February 2023 – Kinstellar’s Employment Law Team has prepared the following brief overview of upcoming changes in the field of employment law for 2023:
The most significant and highly anticipated change in the area of employment law for this year is expected to be an amendment to the Czech Labour Code. The amendment is tentatively scheduled to enter into force in the second half of 2023.
The amendment will affect numerous areas of employment law, including, telework, delivery, and agreements on work performed outside of employment relationships.
At the end of March 2023, a draft amendment will likely be submitted to the Czech government for further discussion. We are monitoring developments and will inform readers about the results in a future Employment Newsletter.
Since the beginning of Russia’s invasion of Ukraine, numerous refugees have been granted temporary protection status in the Czech Republic. This enables refugees to remain in the country and to freely access the Czech labour market. Such temporary protections are due to expire on 31 March 2023. However, in light of the ongoing war in Ukraine, the Czech government has proposed extending these protections until 31 March 2024.
Those granted temporary protection status will, however, have to apply for an extension by registering electronically with the Ministry of the Interior by the end of March 2023 at the latest. This will be followed by a personal visit by 30 September 2023 at the latest, where the applicant’s temporary protection status will be subject to a formal extension.
Those employing Ukrainian refugees with temporary protection status are therefore advised, in their own interests, to carefully check that employees have duly arranged for the respective extensions. A failure to renew a temporary protection status may expose employers to fines of up to CZK 10,000,000 for illegal employment violations.
The Whistleblowing Act is intended to protect a wide range of persons, including employees, reporting violations that have occurred, or are about to occur, where the prospective whistleblower performs work or another similar activity. Obliged entities must implement an internal whistleblowing system for receiving and handling notifications of infringements. The system concerns employers with at least 50 employees, select public entities (contracting authorities), and select entities in the financial sector. According to a transitional provision, however, small and medium-sized enterprises with 50 to 249 employees will be given until 1 January 2024 to introduce their internal notification systems.
Nonetheless, we strongly advise such obliged persons not to delay the introduction of the necessary internal notification systems. Indeed, experience has shown that the introduction of internal notification channels can protect a company’s reputation, prevent the criminal liability of legal persons, and strengthen the company’s external credibility vis-à-vis customers and the wider public.
We continue to monitor the status of the Whistleblowing Act and will inform readers about any progress in a future Employment Newsletter.
From 1 January 2023, the basic minimum wage rate will increase by CZK 1,100 per month to CZK 17,300, or by CZK 7.40 per hour to CZK 103.80.
Employers are therefore advised to review the wages they pay to employees and to carry out the respective increases so as to ensure that employee pay is at least equal to the minimum wage.
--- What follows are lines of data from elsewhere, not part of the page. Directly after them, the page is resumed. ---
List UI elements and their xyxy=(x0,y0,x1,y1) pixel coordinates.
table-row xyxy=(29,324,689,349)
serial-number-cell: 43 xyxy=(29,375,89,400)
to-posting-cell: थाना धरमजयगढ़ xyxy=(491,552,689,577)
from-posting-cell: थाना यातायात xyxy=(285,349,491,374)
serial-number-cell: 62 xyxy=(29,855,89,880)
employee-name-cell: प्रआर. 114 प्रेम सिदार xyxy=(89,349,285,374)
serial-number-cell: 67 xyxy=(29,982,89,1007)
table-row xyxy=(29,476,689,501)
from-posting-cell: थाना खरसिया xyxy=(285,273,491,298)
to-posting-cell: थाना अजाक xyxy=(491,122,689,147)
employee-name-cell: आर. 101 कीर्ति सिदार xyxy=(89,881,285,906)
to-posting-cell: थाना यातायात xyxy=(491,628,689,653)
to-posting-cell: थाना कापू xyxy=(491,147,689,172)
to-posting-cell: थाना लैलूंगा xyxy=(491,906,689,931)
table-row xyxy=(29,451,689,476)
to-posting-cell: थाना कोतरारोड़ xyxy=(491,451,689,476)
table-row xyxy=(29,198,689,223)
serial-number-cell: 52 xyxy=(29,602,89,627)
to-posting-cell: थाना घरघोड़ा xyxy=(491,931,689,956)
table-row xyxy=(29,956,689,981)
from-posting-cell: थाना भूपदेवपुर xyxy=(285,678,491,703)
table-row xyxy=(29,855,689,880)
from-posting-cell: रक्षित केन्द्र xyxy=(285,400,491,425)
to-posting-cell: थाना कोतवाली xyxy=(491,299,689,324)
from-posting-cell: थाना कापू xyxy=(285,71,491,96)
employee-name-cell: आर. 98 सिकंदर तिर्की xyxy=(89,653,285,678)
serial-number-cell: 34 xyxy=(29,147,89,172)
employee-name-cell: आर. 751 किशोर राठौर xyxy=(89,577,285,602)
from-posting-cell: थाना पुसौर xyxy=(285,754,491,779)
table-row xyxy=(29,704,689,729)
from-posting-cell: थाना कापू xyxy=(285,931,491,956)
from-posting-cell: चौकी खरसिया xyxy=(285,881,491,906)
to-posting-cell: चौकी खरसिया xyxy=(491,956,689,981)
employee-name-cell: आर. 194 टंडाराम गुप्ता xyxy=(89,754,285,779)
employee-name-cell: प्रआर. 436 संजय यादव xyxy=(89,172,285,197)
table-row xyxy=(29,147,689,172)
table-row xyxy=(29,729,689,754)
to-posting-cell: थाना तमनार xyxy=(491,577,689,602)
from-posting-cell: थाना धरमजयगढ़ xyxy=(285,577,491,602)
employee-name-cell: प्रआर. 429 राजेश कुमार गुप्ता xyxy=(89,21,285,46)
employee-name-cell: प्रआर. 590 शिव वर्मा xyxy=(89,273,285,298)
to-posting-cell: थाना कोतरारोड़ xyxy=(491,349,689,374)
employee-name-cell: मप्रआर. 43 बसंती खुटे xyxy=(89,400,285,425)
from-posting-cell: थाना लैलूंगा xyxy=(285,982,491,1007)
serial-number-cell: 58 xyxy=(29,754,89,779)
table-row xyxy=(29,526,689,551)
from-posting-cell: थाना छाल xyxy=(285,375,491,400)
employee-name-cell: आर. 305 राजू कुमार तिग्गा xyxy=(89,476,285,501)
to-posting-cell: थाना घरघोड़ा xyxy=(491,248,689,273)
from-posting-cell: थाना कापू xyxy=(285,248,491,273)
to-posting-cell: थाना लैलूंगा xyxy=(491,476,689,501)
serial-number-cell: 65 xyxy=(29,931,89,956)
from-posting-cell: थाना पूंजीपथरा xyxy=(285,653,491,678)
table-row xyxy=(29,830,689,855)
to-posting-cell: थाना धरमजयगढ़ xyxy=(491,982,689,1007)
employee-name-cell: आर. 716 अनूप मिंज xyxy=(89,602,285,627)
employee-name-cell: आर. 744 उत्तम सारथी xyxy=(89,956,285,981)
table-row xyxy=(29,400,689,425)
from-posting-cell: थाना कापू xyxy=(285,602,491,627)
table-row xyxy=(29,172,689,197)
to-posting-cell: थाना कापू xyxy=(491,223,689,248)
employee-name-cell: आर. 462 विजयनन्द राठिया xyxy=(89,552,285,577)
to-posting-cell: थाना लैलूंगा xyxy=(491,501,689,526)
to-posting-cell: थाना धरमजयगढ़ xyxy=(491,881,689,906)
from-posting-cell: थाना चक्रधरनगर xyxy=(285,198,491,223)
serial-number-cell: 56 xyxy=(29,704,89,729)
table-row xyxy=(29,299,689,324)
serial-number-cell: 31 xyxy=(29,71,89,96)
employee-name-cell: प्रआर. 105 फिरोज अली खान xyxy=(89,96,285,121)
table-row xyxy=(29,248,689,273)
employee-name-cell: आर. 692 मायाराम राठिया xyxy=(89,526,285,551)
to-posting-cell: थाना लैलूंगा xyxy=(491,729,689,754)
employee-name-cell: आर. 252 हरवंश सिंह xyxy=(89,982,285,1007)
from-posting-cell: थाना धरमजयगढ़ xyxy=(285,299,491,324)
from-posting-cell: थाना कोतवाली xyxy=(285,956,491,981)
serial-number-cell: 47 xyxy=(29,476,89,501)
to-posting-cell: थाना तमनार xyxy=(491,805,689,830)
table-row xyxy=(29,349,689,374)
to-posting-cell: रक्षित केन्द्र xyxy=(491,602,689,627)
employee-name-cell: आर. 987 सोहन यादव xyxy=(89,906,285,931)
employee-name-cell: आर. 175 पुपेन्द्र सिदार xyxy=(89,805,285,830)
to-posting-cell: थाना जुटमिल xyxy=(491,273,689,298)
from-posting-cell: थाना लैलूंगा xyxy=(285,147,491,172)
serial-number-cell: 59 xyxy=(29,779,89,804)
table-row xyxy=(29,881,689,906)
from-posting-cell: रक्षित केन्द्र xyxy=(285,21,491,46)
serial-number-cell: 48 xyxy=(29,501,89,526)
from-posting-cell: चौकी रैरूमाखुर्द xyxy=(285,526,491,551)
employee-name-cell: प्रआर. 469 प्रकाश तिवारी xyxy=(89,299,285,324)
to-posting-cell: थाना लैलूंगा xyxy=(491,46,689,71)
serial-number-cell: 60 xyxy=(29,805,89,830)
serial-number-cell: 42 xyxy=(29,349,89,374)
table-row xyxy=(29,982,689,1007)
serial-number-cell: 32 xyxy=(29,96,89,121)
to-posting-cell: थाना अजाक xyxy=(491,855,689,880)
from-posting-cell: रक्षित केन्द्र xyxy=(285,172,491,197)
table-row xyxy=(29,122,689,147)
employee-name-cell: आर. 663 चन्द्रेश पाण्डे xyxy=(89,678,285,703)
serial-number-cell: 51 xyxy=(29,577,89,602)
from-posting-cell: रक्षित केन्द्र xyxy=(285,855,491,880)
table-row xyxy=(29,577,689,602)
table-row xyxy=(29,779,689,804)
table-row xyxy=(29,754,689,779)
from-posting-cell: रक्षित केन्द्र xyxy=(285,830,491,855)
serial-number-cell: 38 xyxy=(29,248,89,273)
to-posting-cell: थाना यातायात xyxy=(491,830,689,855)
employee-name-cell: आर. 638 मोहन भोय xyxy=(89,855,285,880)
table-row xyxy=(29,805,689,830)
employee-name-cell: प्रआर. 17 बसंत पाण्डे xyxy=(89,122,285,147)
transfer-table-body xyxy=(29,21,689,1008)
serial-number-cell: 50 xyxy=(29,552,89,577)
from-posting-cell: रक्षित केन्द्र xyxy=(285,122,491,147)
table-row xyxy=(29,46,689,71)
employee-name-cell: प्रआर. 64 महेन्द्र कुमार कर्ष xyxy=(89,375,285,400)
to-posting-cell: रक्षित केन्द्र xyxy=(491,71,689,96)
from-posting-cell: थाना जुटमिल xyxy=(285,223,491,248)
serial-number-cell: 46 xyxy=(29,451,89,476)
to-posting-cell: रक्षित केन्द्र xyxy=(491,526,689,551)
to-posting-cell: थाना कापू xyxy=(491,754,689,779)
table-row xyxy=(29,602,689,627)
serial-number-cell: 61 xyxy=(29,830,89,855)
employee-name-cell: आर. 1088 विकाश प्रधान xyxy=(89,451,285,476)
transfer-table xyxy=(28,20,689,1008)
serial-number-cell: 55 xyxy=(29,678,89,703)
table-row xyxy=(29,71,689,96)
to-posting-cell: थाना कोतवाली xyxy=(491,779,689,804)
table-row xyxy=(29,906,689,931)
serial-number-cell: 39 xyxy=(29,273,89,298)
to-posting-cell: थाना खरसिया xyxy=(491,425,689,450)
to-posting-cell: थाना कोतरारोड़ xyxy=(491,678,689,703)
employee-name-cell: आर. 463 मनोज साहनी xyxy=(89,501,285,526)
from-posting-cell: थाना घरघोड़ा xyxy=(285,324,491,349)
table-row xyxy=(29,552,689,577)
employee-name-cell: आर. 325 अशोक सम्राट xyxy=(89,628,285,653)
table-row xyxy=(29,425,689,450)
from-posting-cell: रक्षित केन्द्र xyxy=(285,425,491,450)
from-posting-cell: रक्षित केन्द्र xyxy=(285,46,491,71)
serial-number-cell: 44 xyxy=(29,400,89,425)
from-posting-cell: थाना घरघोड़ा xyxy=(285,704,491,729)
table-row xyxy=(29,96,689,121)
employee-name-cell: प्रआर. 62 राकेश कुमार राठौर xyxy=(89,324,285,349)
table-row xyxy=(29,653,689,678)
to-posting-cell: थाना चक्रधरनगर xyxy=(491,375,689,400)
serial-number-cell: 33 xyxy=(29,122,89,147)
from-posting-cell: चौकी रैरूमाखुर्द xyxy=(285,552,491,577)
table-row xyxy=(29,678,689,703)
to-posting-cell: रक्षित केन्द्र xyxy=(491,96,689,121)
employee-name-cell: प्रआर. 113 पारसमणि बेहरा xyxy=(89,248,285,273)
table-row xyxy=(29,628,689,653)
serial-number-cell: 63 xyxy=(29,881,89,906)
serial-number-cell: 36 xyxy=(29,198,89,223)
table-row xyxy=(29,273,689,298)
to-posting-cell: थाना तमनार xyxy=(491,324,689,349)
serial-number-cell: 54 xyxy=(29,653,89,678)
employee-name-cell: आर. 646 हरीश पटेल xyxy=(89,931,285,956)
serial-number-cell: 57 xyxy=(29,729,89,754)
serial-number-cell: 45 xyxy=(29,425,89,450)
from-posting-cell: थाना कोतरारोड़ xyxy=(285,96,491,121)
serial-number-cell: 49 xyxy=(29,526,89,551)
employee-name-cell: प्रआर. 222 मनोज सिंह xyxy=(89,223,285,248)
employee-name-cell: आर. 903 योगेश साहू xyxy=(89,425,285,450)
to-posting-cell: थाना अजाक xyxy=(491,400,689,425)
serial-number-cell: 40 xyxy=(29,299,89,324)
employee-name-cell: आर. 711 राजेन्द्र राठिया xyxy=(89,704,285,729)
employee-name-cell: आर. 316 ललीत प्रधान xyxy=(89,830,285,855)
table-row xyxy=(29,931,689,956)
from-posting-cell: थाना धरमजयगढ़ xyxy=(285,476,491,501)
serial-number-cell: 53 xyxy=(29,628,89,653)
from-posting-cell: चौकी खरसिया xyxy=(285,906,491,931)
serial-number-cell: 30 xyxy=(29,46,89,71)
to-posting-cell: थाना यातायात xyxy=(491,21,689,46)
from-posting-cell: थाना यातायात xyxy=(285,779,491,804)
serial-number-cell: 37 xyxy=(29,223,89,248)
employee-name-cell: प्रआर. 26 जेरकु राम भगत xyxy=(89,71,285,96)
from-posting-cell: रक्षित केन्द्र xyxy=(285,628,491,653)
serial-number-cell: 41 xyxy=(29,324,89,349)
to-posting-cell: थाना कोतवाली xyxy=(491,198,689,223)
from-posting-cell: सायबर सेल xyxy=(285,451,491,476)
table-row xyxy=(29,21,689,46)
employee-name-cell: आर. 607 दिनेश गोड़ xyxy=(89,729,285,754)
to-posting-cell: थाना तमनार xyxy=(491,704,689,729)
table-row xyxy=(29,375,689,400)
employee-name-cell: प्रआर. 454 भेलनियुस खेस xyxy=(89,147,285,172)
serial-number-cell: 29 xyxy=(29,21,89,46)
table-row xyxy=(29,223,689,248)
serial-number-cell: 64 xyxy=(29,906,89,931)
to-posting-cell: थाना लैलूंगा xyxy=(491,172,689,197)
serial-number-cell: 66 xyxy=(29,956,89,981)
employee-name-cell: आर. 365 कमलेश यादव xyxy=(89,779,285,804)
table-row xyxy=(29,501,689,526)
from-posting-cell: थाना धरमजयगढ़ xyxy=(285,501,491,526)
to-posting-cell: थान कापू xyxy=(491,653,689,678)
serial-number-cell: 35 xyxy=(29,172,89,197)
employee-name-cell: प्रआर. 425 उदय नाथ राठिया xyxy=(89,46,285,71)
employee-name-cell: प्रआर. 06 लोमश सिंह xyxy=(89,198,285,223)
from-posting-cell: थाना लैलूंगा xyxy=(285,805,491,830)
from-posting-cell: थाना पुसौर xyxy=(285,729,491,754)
Other obligations deriving from the minimum wage, such as a hardship allowance or minimum health insurance contributions, should also be reviewed.
The amendment to the Regulation on Occupational Health Services (Regulation No. 79/2013 Coll.) abolishes the obligation to perform periodic medical check-ups for employees in non-hazardous professions (first and second category) and for persons working under a work performance agreement and/or a work activity agreement as of 1 January 2023. This change applies when an employer or employee does not require periodic examinations. Moreover, as of 1 January 2023, no requirement will exist to carry out extraordinary medical check-ups when an employee returns from maternity or parental leave (after more than six months).
Quarantine has been added to the list of grounds prohibiting dismissal under the Labour Code. As in the case of sick leave, a quarantine order will now also lead to an interruption of leave. In addition (also similar to sick leave), quarantine is also a fully automated process, i.e. the notification of placement into quarantine, its duration, and termination will be made entirely by electronic means.
The Labour Code has added a new type of “significant personal obstacle to work” on the part of the employee, namely paternity leave. Fathers are entitled to the same protections under paternity leave (returning from paternity leave or protections against dismissal) as in the case of maternity leave.
Paternity allowance (in the amount of 70% of an employee’s reduced daily assessment base per calendar day) is payable for 14 days to fathers in connection with the care of a new-born child or to the insured person (male or female) with custody of the child.
The essential condition for entitlement to paternity allowance is participation in sickness insurance. For sole proprietors, to qualify for the paternity allowance, the condition of voluntary participation in the sole proprietor’s sickness insurance for at least three months immediately preceding the date of the start of the paternity allowance must be met.
The new regulation clarifies the legal framework specifically concerning paternity leave, which was previously treated as parental leave.